Posts Tagged ‘shoulder stand’
A royal pain
I’m curious about the energetic differences between backbends and forward bends and how they relate to one’s affinity for and ability in headstand (the so-called king of all poses) vs. shoulderstand (the queen).
A very sweet and influential teacher whom I’ve studied with, Aadil Palkhivala, says that “energetically, backbends move you from the past into the present” and “open the three major energy centers in the body: the pelvis, the heart and the throat.”
Backbends and headstands are energizing and, let’s say, extroverted poses. Forward bends and shoulderstand are calming and, let’s say, introverted. So if I’m drawn more toward the latter set and they are easier, does that mean I’m stuck in the past? Am I overindulging a dosha? If backbends and headstands are much harder, am I resisting living in the moment? Am I afraid of something besides falling over and breaking my neck (a very real fear, by the way)? Am I constipated, heartless and choking on myself in every way? Or do I simply have physical limitations and sit at a desk too much?

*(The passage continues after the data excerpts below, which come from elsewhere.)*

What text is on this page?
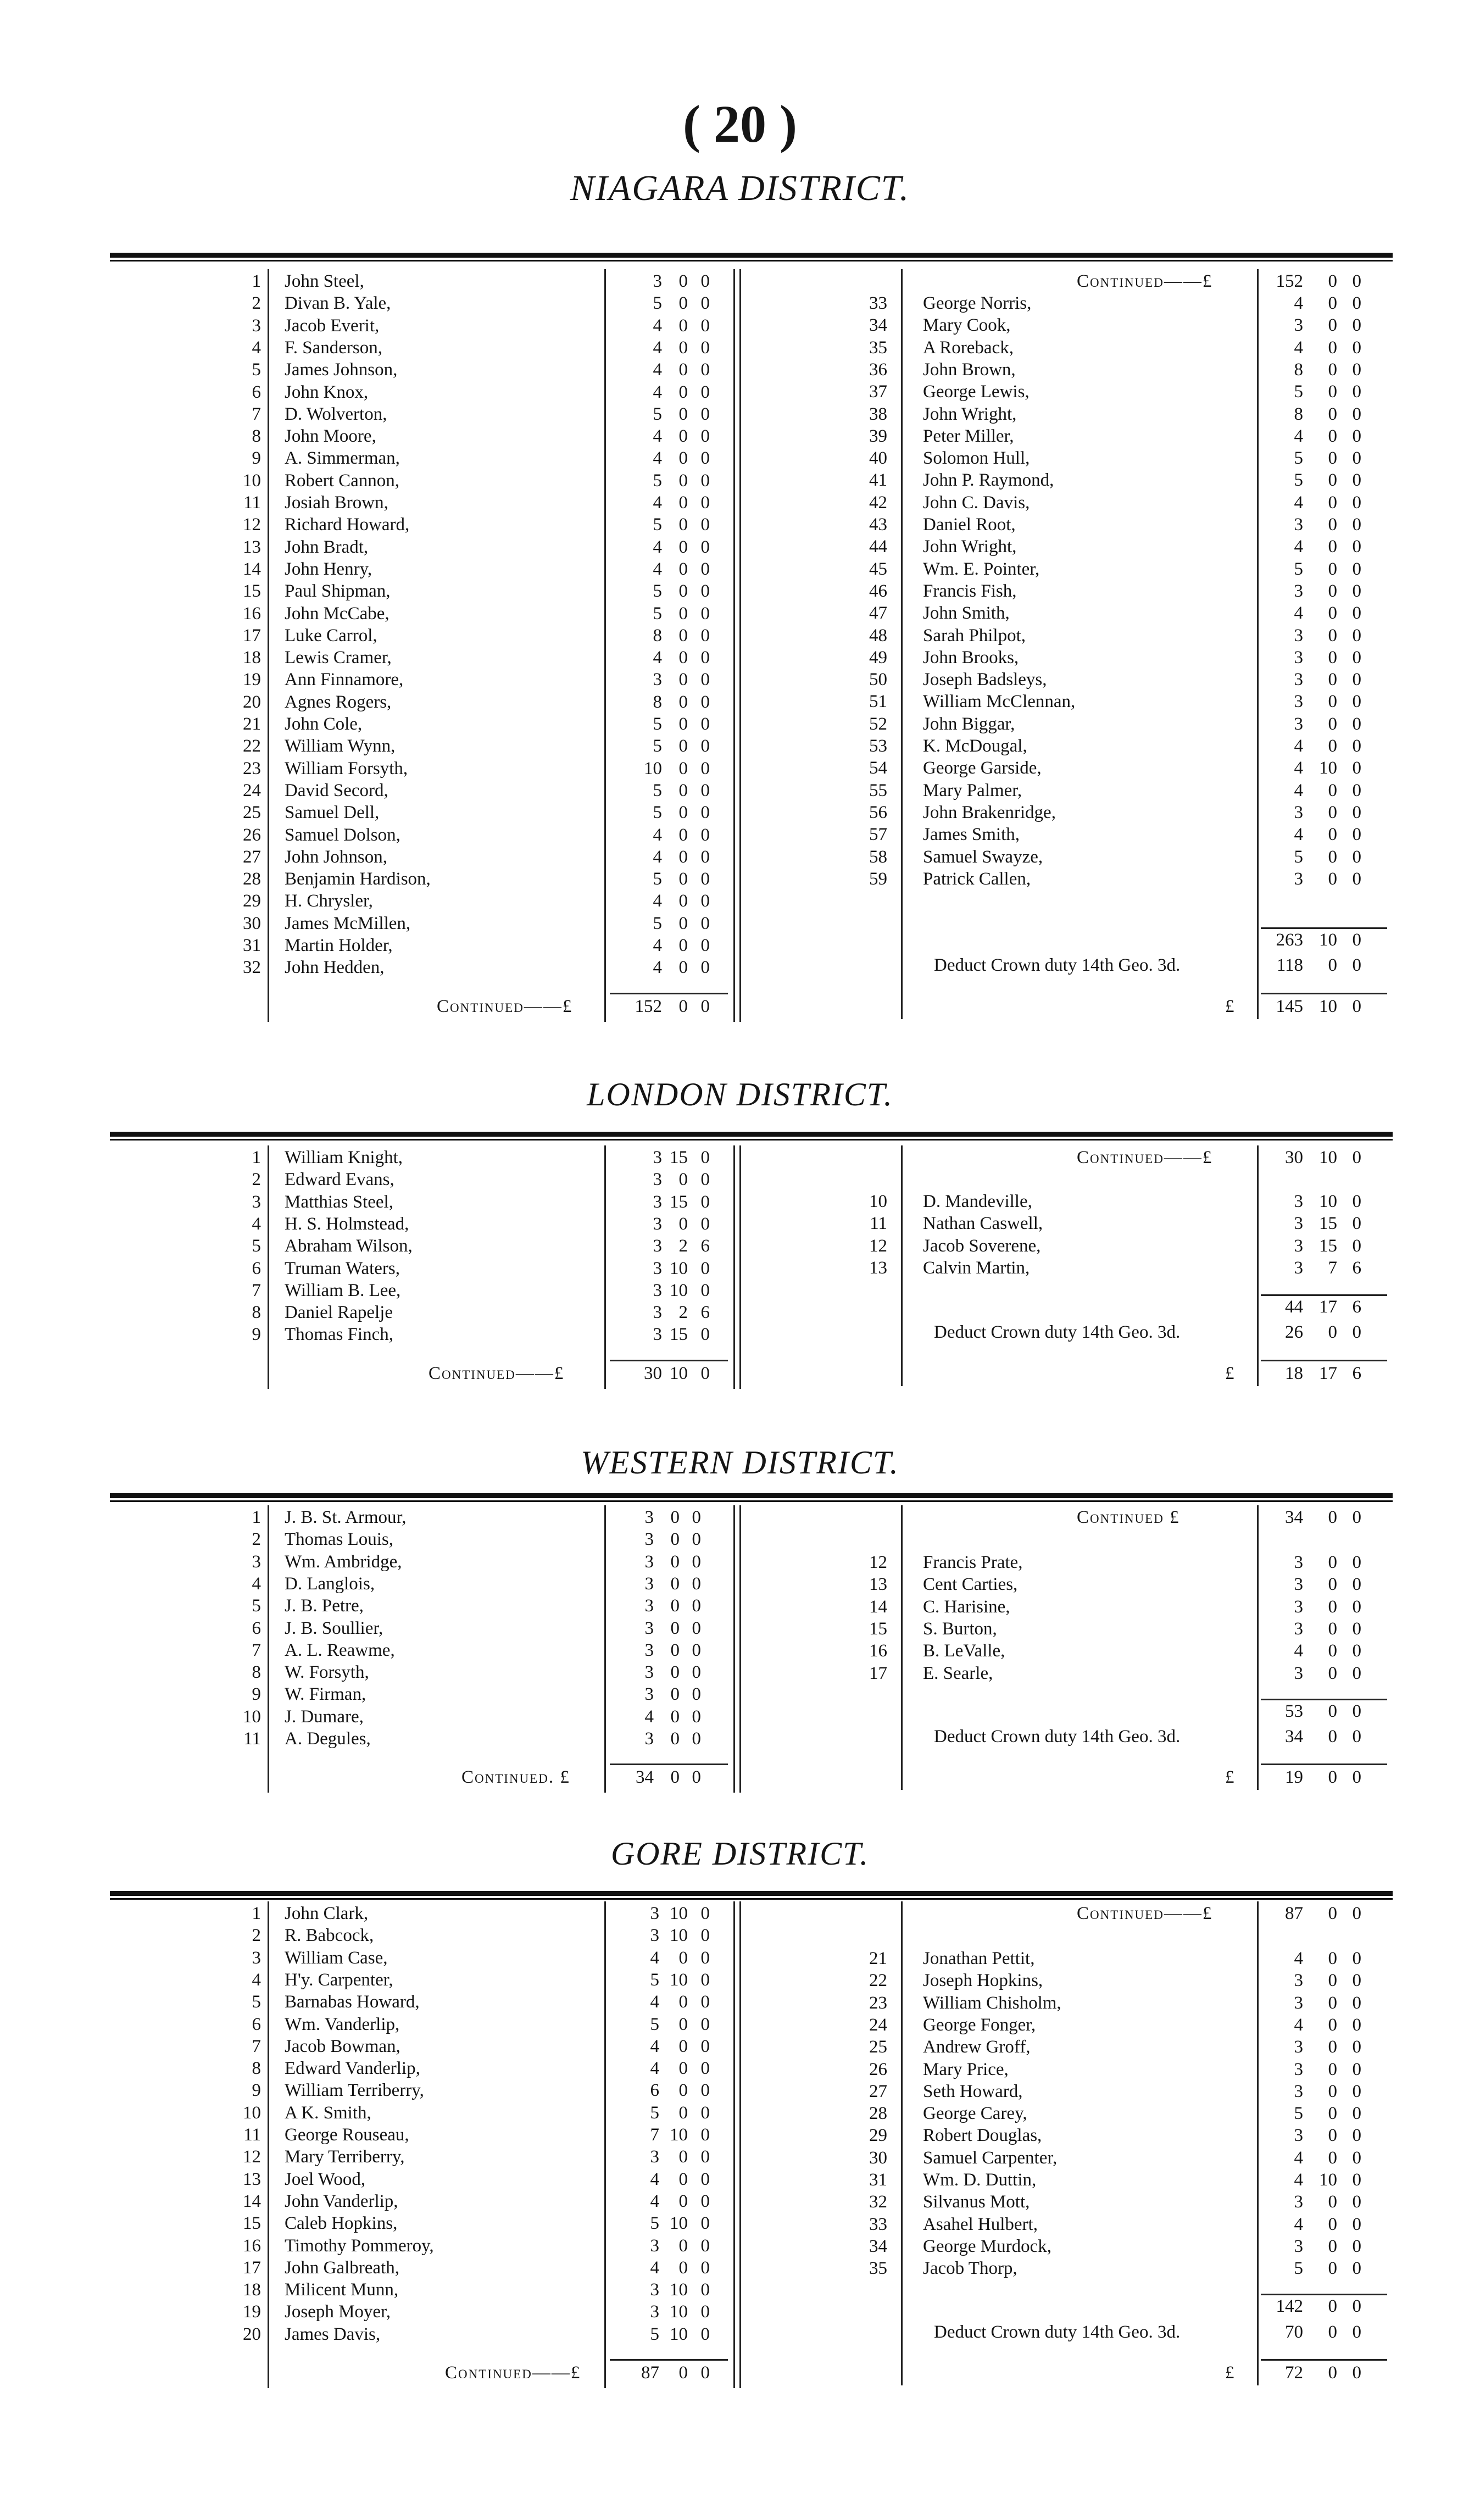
( 20 )
NIAGARA DISTRICT.
1 John Steel,	3 0 0
2 Divan B. Yale,	5 0 0
3 Jacob Everit,	4 0 0
4 F. Sanderson,	4 0 0
5 James Johnson,	4 0 0
6 John Knox,	4 0 0
7 D. Wolverton,	5 0 0
8 John Moore,	4 0 0
9 A. Simmerman,	4 0 0
10 Robert Cannon,	5 0 0
11 Josiah Brown,	4 0 0
12 Richard Howard,	5 0 0
13 John Bradt,	4 0 0
14 John Henry,	4 0 0
15 Paul Shipman,	5 0 0
16 John McCabe,	5 0 0
17 Luke Carrol,	8 0 0
18 Lewis Cramer,	4 0 0
19 Ann Finnamore,	3 0 0
20 Agnes Rogers,	8 0 0
21 John Cole,	5 0 0
22 William Wynn,	5 0 0
23 William Forsyth,	10 0 0
24 David Secord,	5 0 0
25 Samuel Dell,	5 0 0
26 Samuel Dolson,	4 0 0
27 John Johnson,	4 0 0
28 Benjamin Hardison,	5 0 0
29 H. Chrysler,	4 0 0
30 James McMillen,	5 0 0
31 Martin Holder,	4 0 0
32 John Hedden,	4 0 0
Continued——£	152 0 0
Continued——£	152	0 0
33 George Norris,	4	0 0
34 Mary Cook,	3	0 0
35 A Roreback,	4	0 0
36 John Brown,	8	0 0
37 George Lewis,	5	0 0
38 John Wright,	8	0 0
39 Peter Miller,	4	0 0
40 Solomon Hull,	5	0 0
41 John P. Raymond,	5	0 0
42 John C. Davis,	4	0 0
43 Daniel Root,	3	0 0
44 John Wright,	4	0 0
45 Wm. E. Pointer,	5	0 0
46 Francis Fish,	3	0 0
47 John Smith,	4	0 0
48 Sarah Philpot,	3	0 0
49 John Brooks,	3	0 0
50 Joseph Badsleys,	3	0 0
51 William McClennan,	3	0 0
52 John Biggar,	3	0 0
53 K. McDougal,	4	0 0
54 George Garside,	4 10 0
55 Mary Palmer,	4	0 0
56 John Brakenridge,	3	0 0
57 James Smith,	4	0 0
58 Samuel Swayze,	5	0 0
59 Patrick Callen,	3	0 0
263 10 0
Deduct Crown duty 14th Geo. 3d.	118	0 0
£	145 10 0
LONDON DISTRICT.
1 William Knight,	3 15 0
2 Edward Evans,	3 0 0
3 Matthias Steel,	3 15 0
4 H. S. Holmstead,	3 0 0
5 Abraham Wilson,	3 2 6
6 Truman Waters,	3 10 0
7 William B. Lee,	3 10 0
8 Daniel Rapelje	3 2 6
9 Thomas Finch,	3 15 0
Continued——£	30 10 0
Continued——£	30 10 0
10 D. Mandeville,	3 10 0
11 Nathan Caswell,	3 15 0
12 Jacob Soverene,	3 15 0
13 Calvin Martin,	3	7 6
44 17 6
Deduct Crown duty 14th Geo. 3d.	26	0 0
£	18 17 6
WESTERN DISTRICT.
1 J. B. St. Armour,	3 0 0
2 Thomas Louis,	3 0 0
3 Wm. Ambridge,	3 0 0
4 D. Langlois,	3 0 0
5 J. B. Petre,	3 0 0
6 J. B. Soullier,	3 0 0
7 A. L. Reawme,	3 0 0
8 W. Forsyth,	3 0 0
9 W. Firman,	3 0 0
10 J. Dumare,	4 0 0
11 A. Degules,	3 0 0
Continued. £	34 0 0
Continued £	34	0 0
12 Francis Prate,	3	0 0
13 Cent Carties,	3	0 0
14 C. Harisine,	3	0 0
15 S. Burton,	3	0 0
16 B. LeValle,	4	0 0
17 E. Searle,	3	0 0
53	0 0
Deduct Crown duty 14th Geo. 3d.	34	0 0
£	19	0 0
GORE DISTRICT.
1 John Clark,	3 10 0
2 R. Babcock,	3 10 0
3 William Case,	4	0 0
4 H'y. Carpenter,	5 10 0
5 Barnabas Howard,	4	0 0
6 Wm. Vanderlip,	5	0 0
7 Jacob Bowman,	4	0 0
8 Edward Vanderlip,	4	0 0
9 William Terriberry,	6	0 0
10 A K. Smith,	5	0 0
11 George Rouseau,	7 10 0
12 Mary Terriberry,	3	0 0
13 Joel Wood,	4	0 0
14 John Vanderlip,	4	0 0
15 Caleb Hopkins,	5 10 0
16 Timothy Pommeroy,	3	0 0
17 John Galbreath,	4	0 0
18 Milicent Munn,	3 10 0
19 Joseph Moyer,	3 10 0
20 James Davis,	5 10 0
Continued——£	87	0 0
Continued——£	87	0 0
21 Jonathan Pettit,	4	0 0
22 Joseph Hopkins,	3	0 0
23 William Chisholm,	3	0 0
24 George Fonger,	4	0 0
25 Andrew Groff,	3	0 0
26 Mary Price,	3	0 0
27 Seth Howard,	3	0 0
28 George Carey,	5	0 0
29 Robert Douglas,	3	0 0
30 Samuel Carpenter,	4	0 0
31 Wm. D. Duttin,	4 10 0
32 Silvanus Mott,	3	0 0
33 Asahel Hulbert,	4	0 0
34 George Murdock,	3	0 0
35 Jacob Thorp,	5	0 0
142	0 0
Deduct Crown duty 14th Geo. 3d.	70	0 0
£	72	0 0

This becomes a chicken and egg question. I do have some spinal issues that present very real problems in backbends. Did the physical issues come first, perhaps at birth, and manifest in my personality? Or has my personality, which tends toward the introverted and melancholic (but this was not always so!), had an effect on my body? For me, backbends feel like “undoing.”
If I judge myself based on the quality of my headstand, the message would be “I suck.” But I am not my headstand, or any other pose. Donna Fahri says, “When we realize that what we are advancing toward is not some physical form but an inward recognition of the truth of who we are, then we will not feel ourselves to be failing if we cannot attain difficult postures. ‘Advanced’ practice is any movement that brings us closer to this recognition of our true self.” I can live with that.
I have a Slinky on my desk at work, opened from one end to the other in a rainbow shape. I pick it up now and then and jiggle it from side to side and stretch it out straight. I’d like to feel like that in backbends and headstand, that loose but coiled energy.
What is your experience of energy in backbends (headstand) and forward bends (shoulderstand)? Is one set naturally harder than the other? How do you practice the harder set?